Acute ZnO nanoparticles exposure induces developmental toxicity, oxidative stress and DNA damage in embryo-larval zebrafish
- Authors
- Zhao, X., Wang, S., Wu, Y., You, H., and Lv, L.
- ID
- ZDB-PUB-130607-3
- Date
- 2013
- Source
- Aquatic toxicology (Amsterdam, Netherlands) 136-137: 49-59 (Journal)
- Registered Authors
- Keywords
- Nano-ZnO, zebrafish, acute toxicity, oxidative stress, DNA damage, gene expression
- MeSH Terms
-
- Animals
- DNA Damage/drug effects*
- DNA Primers/genetics
- Embryo, Nonmammalian/drug effects
- Environmental Pollutants/toxicity*
- Gene Expression Regulation, Developmental/drug effects
- Growth and Development/drug effects*
- Larva/drug effects
- Nanoparticles/toxicity*
- Oxidative Stress/drug effects*
- Reactive Oxygen Species/metabolism
- Real-Time Polymerase Chain Reaction
- Statistics, Nonparametric
- Zebrafish/embryology*
- Zinc Oxide/toxicity*
- PubMed
- 23643724 Full text @ Aquat. Toxicol.
Nano-scale zinc oxide (nano-ZnO) is widely used in various industrial and commercial applications. However, the available toxicological information was inadequate to assess the potential ecological risk of nano-ZnO to aquatic organisms and the publics. In this study, the developmental toxicity, oxidative stress and DNA damage of nano-ZnO embryos were investigated in the embryo-larval zebrafish, the toxicity of Zn2+ releasing from nano-ZnO were also investigated to ascertain the relationship between the nano-ZnO and corresponding Zn2+. Zebrafish embryos were exposed to 1, 5, 10, 20, 50, and 100 mg/L nano-ZnO and 0.59, 2.15, 3.63, 4.07, 5.31, and 6.04 mg/L Zn2+ for 144 h post-fertilisation (hpf), respectively. Up to 144 hpf, activities of superoxide dismutase (SOD), catalase (CAT) and glutathione peroxidase (GPx), and malondialdehyde (MDA) contents, the genes related to oxidative damage, reactive oxygen species (ROS) generation and DNA damage in zebrafish embryos were measured.
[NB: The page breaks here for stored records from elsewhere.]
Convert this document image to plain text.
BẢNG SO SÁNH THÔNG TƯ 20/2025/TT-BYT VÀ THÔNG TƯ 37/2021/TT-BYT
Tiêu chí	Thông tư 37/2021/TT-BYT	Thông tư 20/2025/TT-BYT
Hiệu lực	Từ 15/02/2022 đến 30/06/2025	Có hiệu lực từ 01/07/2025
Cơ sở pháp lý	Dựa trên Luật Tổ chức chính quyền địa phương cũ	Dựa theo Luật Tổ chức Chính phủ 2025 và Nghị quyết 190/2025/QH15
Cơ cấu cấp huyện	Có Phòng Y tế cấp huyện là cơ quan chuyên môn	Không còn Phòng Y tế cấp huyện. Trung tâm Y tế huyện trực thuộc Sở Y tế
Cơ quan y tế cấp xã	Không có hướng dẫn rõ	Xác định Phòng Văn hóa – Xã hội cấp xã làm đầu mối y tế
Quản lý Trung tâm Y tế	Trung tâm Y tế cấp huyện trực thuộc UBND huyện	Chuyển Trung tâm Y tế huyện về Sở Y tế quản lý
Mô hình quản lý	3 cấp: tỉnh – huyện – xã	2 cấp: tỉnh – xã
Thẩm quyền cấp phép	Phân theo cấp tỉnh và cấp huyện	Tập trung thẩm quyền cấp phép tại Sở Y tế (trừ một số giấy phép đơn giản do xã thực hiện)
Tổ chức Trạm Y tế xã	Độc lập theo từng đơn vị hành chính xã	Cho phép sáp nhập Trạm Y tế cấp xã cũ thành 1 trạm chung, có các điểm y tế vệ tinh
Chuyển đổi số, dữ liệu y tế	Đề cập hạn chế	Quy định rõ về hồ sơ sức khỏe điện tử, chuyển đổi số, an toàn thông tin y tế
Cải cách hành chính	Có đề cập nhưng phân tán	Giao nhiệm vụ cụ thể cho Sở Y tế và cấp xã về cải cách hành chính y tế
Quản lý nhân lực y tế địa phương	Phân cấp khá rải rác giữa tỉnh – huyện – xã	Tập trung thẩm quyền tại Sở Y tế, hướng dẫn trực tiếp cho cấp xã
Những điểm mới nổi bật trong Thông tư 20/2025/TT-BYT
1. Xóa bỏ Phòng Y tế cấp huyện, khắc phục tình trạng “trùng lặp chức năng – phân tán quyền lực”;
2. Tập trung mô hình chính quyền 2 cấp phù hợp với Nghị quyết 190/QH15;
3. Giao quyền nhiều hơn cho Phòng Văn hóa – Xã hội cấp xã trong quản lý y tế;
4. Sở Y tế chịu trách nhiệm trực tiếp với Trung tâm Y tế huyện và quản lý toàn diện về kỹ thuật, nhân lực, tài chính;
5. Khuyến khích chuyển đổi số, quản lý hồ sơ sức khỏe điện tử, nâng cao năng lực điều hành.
The nano-ZnO was found to exert a dose-dependent toxicity to zebrafish embryos and larvae, reducing the hatching rate and inducing malformation and the acute toxicity to zebrafish embryos was greater than that of the Zn2+ solution. The generation of ROS was significantly increased at 50 and 100 mg/L nano-ZnO. DNA damage of zebrafish embryo was evaluated by single-cell gel electrophoresis and was enhanced with increasing nano-ZnO concentration. Moreover, the transcriptional expression of mitochondrial inner membrane genes related to ROS production, such as Bcl-2, in response to oxidative damage, such as Nqo1, and related to antioxidant response element such as Gstp2 were significantly down-regulated in the nano-ZnO treatment groups. However, the nano-ZnO up-regulated the transcriptional expression of Ucp2-related to ROS production. In conclusion, nano-ZnO induces developmental toxicity, oxidative stress and DNA damage on zebrafish embryos and the dissolved Zn2+ only partially contributed to the toxicity of nano-ZnO. The adverse effects of nano-ZnO may be the important mechanisms of its toxicity to zebrafish embryos.